Что ж это, что же - такое дорогое,
Счастья дороже, страдания больней,
Совести строже, приманнее покоя,
Милости Божией - Смерти - сильней?
Скорби ли лава, блаженства ли то море,
Страсти ль отрава, то бездна ли греха -
Верно и право немотствуют в затворе,
Слуги устава - подвигом стиха.
6.I.1918 («Канитель»)
Он будто бы не замечал подвига ее стиха, язвительно посмеивался над ее робостью, над тем, как внимала ему, исполняла истово все его поручения, сопровождала в небольших путешествиях. Не стал ее любовником, сделал ее Любящей. Ее тетради заполняли стихи - страстные,,полные райского огня, жаждущие истово воплощения в сердце и памяти, звучные, иносказательные, метафорически музыкальные, глубокие, певучие, песенные, как сказы из детства. Сказы матери.

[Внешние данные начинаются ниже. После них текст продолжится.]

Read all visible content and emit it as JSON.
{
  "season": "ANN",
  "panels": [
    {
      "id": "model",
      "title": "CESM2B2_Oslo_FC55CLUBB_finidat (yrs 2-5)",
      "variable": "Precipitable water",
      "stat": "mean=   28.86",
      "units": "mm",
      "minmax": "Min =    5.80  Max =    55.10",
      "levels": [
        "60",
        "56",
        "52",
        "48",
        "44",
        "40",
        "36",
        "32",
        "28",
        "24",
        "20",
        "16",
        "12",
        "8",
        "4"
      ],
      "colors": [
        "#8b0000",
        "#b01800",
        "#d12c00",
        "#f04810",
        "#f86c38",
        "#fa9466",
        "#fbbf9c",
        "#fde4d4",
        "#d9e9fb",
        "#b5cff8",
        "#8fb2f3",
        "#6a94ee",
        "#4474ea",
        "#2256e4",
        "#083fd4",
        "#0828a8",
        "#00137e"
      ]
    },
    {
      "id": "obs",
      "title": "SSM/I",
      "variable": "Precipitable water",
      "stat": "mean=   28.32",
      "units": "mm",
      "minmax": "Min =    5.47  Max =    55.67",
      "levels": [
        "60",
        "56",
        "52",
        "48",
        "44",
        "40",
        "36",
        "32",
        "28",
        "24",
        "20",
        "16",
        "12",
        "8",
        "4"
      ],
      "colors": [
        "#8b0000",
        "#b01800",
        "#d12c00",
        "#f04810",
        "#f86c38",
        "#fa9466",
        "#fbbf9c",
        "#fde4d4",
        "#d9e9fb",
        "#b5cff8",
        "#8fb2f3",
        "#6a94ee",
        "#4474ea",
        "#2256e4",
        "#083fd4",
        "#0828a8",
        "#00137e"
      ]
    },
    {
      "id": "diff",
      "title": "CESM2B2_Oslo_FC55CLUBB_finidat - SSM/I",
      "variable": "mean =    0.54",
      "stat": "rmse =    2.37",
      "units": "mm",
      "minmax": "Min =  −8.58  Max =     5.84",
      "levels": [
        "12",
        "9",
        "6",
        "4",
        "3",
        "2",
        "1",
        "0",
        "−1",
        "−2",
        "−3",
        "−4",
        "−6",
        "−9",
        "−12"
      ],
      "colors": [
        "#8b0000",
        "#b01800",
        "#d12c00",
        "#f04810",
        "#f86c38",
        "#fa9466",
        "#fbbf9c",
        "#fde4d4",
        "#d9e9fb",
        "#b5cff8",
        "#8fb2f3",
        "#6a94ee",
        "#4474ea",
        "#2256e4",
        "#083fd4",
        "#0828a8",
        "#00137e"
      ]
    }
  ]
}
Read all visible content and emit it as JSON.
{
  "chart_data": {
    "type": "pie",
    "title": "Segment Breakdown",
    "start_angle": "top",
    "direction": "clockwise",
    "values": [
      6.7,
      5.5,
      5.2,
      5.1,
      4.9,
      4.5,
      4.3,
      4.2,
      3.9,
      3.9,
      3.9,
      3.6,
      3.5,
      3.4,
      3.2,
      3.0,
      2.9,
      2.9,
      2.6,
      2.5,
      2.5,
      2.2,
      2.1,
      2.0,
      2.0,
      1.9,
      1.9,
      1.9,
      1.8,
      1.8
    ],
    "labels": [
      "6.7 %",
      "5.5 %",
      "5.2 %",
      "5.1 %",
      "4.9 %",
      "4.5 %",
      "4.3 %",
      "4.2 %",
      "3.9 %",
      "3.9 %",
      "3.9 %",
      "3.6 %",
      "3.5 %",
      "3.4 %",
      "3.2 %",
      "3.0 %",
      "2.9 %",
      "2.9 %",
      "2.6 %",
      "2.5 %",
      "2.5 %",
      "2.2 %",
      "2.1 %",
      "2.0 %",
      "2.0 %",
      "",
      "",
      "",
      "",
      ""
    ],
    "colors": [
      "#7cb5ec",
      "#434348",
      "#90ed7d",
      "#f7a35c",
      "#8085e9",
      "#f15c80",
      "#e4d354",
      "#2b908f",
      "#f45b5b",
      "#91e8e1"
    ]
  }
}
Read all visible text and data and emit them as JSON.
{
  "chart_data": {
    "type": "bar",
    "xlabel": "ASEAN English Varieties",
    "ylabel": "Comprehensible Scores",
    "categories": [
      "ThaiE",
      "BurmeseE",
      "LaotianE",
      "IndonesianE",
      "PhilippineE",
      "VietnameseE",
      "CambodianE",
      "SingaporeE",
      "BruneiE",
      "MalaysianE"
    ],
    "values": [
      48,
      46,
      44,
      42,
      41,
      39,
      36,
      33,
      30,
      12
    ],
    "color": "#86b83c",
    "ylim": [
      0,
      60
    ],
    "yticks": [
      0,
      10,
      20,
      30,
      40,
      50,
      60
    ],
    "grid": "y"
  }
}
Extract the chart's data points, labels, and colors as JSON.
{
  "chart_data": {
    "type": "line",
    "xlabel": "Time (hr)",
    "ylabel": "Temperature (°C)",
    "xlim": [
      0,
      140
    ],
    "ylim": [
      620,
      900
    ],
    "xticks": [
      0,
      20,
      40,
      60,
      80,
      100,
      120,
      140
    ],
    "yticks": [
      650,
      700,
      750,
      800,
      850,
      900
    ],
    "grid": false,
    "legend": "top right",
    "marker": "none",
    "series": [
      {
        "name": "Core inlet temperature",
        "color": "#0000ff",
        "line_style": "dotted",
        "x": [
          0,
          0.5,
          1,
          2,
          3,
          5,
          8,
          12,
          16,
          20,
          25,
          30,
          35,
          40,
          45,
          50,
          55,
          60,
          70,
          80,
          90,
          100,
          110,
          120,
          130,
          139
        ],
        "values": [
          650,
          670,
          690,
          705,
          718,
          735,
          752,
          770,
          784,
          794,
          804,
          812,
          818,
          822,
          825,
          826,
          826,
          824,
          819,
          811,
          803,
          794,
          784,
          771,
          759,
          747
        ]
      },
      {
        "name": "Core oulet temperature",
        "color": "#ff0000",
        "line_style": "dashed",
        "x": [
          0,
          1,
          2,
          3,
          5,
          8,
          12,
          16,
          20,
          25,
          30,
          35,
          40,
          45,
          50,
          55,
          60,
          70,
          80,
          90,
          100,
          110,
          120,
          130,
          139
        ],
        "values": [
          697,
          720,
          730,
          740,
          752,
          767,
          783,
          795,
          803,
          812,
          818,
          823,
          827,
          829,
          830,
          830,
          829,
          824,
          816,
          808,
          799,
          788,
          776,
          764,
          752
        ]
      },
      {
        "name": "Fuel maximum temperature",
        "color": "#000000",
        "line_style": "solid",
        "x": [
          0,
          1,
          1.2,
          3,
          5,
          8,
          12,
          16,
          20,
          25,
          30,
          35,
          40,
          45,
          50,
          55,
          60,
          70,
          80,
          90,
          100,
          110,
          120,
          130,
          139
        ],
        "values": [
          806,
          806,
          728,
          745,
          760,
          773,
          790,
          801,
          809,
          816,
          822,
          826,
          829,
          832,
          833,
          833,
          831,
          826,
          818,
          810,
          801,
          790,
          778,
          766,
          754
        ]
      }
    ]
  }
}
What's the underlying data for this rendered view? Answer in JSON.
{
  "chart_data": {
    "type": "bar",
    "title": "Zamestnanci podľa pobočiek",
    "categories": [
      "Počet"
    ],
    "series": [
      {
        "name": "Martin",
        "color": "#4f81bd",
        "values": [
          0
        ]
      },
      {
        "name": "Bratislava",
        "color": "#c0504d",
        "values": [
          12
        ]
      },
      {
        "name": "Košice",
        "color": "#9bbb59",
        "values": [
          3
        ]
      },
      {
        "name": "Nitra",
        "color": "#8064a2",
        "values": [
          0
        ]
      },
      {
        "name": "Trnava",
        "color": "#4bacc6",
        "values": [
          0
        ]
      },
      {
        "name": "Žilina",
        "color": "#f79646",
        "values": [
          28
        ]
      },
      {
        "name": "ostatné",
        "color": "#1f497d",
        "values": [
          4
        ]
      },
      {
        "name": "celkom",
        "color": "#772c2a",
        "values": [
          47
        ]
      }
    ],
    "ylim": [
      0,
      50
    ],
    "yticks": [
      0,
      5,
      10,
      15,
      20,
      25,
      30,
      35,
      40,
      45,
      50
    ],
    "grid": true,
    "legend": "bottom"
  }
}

Шесть дней прошло моей недели,
И день седьмой.
Кто здесь, со мною, на постели -
Немой, не мой?
Не видно глаз, не слышно речи,
Нигде, ничуть -
Но холодом сжимает плечи
И страхом грудь.
И никого, и ничего нет
Внутри кольца -
Но поцелуй бесстрастный гонит
Кровь от лица.
А, Темный Рыцарь, многих вышиб
Ты из седла -
Но твоего копья не выше б
Моя стрела!
Пойду сама, твоей навстречу -
Петле-тесьме,
И вечной памятью отвечу
Я вечной тьме.
Но темная яснее риза,
Виднее круг:
Чему мой гнев, кому мой вызов?
Со мною друг.
Ведь только с ним в пределах мира
Я не одна.
Какая царственней порфира,
Чем пелена?
И я зову: иди же зыбку
Мою качать,
И дать устам моим улыбку -
Твою печать.
15.XII.1917
Но мудрец-эстет искусно скрывал от влюбленной в него поэтессы свое истинное отношение к ней. Об этом свидетельствуют архивные разыскания М. Л. Гаспарова. Вот что он пишет в статье о Вере Меркурьевой:
«В архиве Иванова сохранилось письмо Меркурьевой с его пометами на полях 19 декабря 1917. «…имеют ли мои стихотворения, кроме условно эстетической, какую-либо ценность общего характера - по содержанию? есть ли в них что-нибудь, кроме размышлений одного бессмертного английского школьника на тему: “мир велик, а я мал”?» Помета: «Однако с прибавлением: “но я - мир”». - «Не верю я себе, и правильно: знаю же я себя». Помета: «Верить нужно не себе, а тому, что знаешь в себе». - «Очень способна всё бросить опять, и свет замерцавший - поэзию, “и уйти поруганной и нищей и рабой последнего раба”. И отчего это Волошин не посмел или не захотел сказать: “в Сатане юродивая, ‘Русь’”?» Помета: «От Аримана ближе к Христу, чем от Люцифера: это - русское чувство».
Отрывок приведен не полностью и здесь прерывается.